No Brasil, o site Sonora domina o mercado on-line no modelo de streaming: o assinante paga uma mensalidade para ter acesso a milhares de músicas, que podem ser ouvidas no computador e em celulares com acesso a internet, sem a necessidade de baixar uma a uma. A cada mês, a lista de faixas escutadas é levantada e as gravadoras ganham sua fatia proporcional à audiência de seus acervos.
Entretanto, muitos artistas já disponibilizam os discos em seus sites oficiais sem custo, assim como fizeram Lenine e Chico Buarque. A banda Radiohead colocou o álbum In Rainbows inteiro para download e convidou os fãs a decidirem o valor que gostariam de pagar. A novidade foi um marco na indústria.

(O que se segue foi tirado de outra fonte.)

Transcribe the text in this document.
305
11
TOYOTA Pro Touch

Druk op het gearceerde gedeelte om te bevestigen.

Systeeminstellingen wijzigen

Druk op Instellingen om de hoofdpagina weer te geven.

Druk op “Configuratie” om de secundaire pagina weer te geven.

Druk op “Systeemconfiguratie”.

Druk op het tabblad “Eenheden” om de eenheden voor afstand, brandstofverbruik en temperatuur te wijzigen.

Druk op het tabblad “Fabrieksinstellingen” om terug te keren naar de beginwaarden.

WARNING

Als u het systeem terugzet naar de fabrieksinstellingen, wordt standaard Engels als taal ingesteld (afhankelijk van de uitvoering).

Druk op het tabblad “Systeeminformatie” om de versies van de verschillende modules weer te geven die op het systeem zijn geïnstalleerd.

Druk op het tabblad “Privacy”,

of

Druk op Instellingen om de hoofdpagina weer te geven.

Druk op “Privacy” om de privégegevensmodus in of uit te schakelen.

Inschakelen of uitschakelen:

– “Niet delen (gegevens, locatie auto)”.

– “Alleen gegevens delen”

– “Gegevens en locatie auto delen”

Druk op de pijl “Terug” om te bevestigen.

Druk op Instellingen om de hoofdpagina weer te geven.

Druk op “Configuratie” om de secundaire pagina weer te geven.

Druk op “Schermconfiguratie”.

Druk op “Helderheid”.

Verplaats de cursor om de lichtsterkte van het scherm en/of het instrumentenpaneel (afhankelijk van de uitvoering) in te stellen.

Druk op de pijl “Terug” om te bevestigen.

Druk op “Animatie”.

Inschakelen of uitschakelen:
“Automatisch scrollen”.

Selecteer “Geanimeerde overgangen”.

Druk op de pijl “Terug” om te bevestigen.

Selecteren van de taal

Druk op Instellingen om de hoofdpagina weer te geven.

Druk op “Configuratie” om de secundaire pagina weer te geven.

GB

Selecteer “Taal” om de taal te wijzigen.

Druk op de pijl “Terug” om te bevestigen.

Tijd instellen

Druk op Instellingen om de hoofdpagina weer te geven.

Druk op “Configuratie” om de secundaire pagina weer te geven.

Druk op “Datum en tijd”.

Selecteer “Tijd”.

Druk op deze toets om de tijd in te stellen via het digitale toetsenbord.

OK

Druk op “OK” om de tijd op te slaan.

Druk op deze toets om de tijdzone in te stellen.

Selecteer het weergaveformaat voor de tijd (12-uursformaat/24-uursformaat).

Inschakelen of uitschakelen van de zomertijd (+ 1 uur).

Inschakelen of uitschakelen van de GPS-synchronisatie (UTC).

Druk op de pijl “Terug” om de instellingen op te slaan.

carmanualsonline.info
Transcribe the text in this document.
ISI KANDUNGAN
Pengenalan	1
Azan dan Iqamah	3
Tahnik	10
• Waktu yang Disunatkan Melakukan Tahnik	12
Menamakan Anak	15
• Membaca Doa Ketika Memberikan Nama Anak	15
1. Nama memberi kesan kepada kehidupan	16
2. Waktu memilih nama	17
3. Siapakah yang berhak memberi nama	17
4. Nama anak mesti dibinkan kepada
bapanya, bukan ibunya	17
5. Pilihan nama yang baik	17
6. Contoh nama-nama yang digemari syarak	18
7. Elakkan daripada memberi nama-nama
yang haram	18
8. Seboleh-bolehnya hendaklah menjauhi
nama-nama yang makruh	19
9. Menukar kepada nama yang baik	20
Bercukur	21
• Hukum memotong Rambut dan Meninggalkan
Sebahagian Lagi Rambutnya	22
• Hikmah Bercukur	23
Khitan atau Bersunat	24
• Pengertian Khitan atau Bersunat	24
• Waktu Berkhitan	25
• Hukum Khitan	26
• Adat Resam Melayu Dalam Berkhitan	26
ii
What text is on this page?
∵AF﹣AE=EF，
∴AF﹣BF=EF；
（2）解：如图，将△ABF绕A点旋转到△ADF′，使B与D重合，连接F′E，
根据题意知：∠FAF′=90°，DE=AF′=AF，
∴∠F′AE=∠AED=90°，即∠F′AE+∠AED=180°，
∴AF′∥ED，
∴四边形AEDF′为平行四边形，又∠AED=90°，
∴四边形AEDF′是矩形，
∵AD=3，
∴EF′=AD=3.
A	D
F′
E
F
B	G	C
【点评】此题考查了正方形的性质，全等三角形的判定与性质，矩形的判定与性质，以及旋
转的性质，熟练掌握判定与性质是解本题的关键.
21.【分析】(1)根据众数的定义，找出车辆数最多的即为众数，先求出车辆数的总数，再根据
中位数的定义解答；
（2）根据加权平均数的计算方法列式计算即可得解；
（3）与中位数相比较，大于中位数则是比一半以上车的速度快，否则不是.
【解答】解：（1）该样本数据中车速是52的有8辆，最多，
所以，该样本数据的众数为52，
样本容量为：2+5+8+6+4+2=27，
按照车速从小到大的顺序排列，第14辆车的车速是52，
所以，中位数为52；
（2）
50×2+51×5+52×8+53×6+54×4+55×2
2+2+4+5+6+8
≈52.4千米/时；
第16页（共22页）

Novos artistas usam a internet e as redes sociais para divulgar suas músicas e, com isso, tentam fisgar um público que os acompanhe em shows. Por mais que desperte curiosidade, e se crie uma comunidade virtual para a banda, dizem os marqueteiros de todos os quadrantes que os meios mais eficientes para promover o artista ainda são o rádio, os jornais e revistas, e a televisão – a começar pelas trilhas de novelas.
Lenine vê com simpatia os novos canais de distribuição; apenas torce para que as ferramentas não substituam o contato pessoal. “O que eu gosto da música é o encontro”, disse. “Eu quero olhar na cara, quero que seja uma ferramenta de aproximação.”
O cantor ainda morava no Recife, e tinha 15 anos, quando a tecnologia o despertou para a música – ou vice-versa. Passava horas ouvindo rock e fazia questão de sentar bem em frente das caixas de som, para captar melhor as frequências sonoras. A cada audição, concentrava a atenção em determinado instrumento. “A coisa era meio ritualizada, para provocar uma experiência sensorial”, explicou. “Descobri que a qualidade do acetato do disco importado, melhor que o nacional, fazia diferença. Eu tinha um aparelho de som quadrifônico e economizava para comprar os discos importados.”
Só deu crédito para a música brasileira quando colocou um disco do Clube da Esquina. “Aquilo não devia nada aos estrangeiros e soou maravilhosamente no meu equipamento”, disse. Outro marco foi quando ouviu pela primeira vez o Led Zeppelin.
Lenine começou se apresentando ao vivo. No começo da carreira, o cantor conseguiu fazer um show à meia-noite no Teatro Ipanema. Roberto Menescal, então diretor artístico da Polygram, ouviu um burburinho enaltecedor e foi conferir. No dia seguinte, Lenine entrava num estúdio para gravar o LP Baque Solto. O disco tinha o mesmo repertório do show e tentava reproduzir o ambiente do teatro. Não foi ouvido.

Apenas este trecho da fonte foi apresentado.